Last fall I planted about three dozen of the Forum onion sets in the main vegetable garden, and last week I pulled some of them as spring onions. I had set them out fairly close together, and this served as a thinning out to let a few of them grow on to get a bit bigger. This batch will keep us well supplied for a while, and both the tops and bottoms are quite useful in the kitchen.
In other news, for dinner one night I sautéed more of the collards and rapini and used our sweet potatoes from storage to make hash. The veggies went well with some grilled fish, and the sweet potatoes were still sweet and flavorful after being in storage for almost six months.
I mentioned last time that we had some out of town guests coming in to watch the total solar eclipse last Monday. I made veggie soup and baked some bread for the event, while my wife baked cookies and made an apple salad. We had perfect weather and mostly clear skies, and I believe the event was a great success for us. Three of our guests are artists and belong to SAQA (Studio Art Quilt Associates) as does my wife. I got out my Canon DSLR and shot lots of images during the eclipse, and to close out I’ll share three of my favorites. They were taken just before totality, at totality, and just after. I also added a shot my wife got of what it looked like outside when everything got dark, and the sky had a rosy glow much like it does at sunrise and sunset.
Harvest Monday is a day to show off your harvests, how you are saving your harvest, or how you are using your harvest. If you have a harvest you want to share, add your name and blog link to Mr Linky below. And please check out what everyone is harvesting!

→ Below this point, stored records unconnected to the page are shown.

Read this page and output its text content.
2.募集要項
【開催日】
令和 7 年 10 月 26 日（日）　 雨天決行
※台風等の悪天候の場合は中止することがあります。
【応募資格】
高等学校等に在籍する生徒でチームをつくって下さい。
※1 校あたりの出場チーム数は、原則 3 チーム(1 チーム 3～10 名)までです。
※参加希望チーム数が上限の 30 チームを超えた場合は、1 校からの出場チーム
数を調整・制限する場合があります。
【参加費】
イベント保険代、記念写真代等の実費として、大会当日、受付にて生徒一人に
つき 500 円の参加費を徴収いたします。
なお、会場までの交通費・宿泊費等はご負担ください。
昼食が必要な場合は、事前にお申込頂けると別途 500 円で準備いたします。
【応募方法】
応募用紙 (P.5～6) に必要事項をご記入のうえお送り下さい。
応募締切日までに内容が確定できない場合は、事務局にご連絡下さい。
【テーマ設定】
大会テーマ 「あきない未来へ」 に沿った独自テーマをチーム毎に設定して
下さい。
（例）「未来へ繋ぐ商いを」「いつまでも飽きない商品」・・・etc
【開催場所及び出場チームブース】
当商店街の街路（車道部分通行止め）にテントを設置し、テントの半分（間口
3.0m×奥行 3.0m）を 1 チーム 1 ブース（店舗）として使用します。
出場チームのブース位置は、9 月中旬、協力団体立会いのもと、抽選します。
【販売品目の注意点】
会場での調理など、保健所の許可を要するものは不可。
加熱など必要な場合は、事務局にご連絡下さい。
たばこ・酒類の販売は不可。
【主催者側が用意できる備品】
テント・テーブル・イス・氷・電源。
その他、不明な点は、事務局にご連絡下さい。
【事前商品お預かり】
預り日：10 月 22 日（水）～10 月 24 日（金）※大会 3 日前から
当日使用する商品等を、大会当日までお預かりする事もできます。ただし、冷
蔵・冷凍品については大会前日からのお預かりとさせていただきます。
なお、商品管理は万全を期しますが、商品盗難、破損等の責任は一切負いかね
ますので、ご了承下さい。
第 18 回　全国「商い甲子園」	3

Great spring harvests, and very cool eclipse photos! We were just outside the path of totality, so all that was left of the sun at peak was a sliver. Still pretty nice to experience. We could have driven a few hours north to get totality, but seeing how extensive the traffic jams were, I’m glad we didn’t.
We didn’t experience this eclipse but I remember previous ones being rather eerie as the birds suddenly stopped singing
Great eclipse photos and quite a treat to enjoy it from your own garden! We love salad onions too Dave, Deb and I get through a bunch like that every day and a few more than that once we run out of stored onions in about a month. Great to watch your harvests building now and soon you will be racing ahead of me.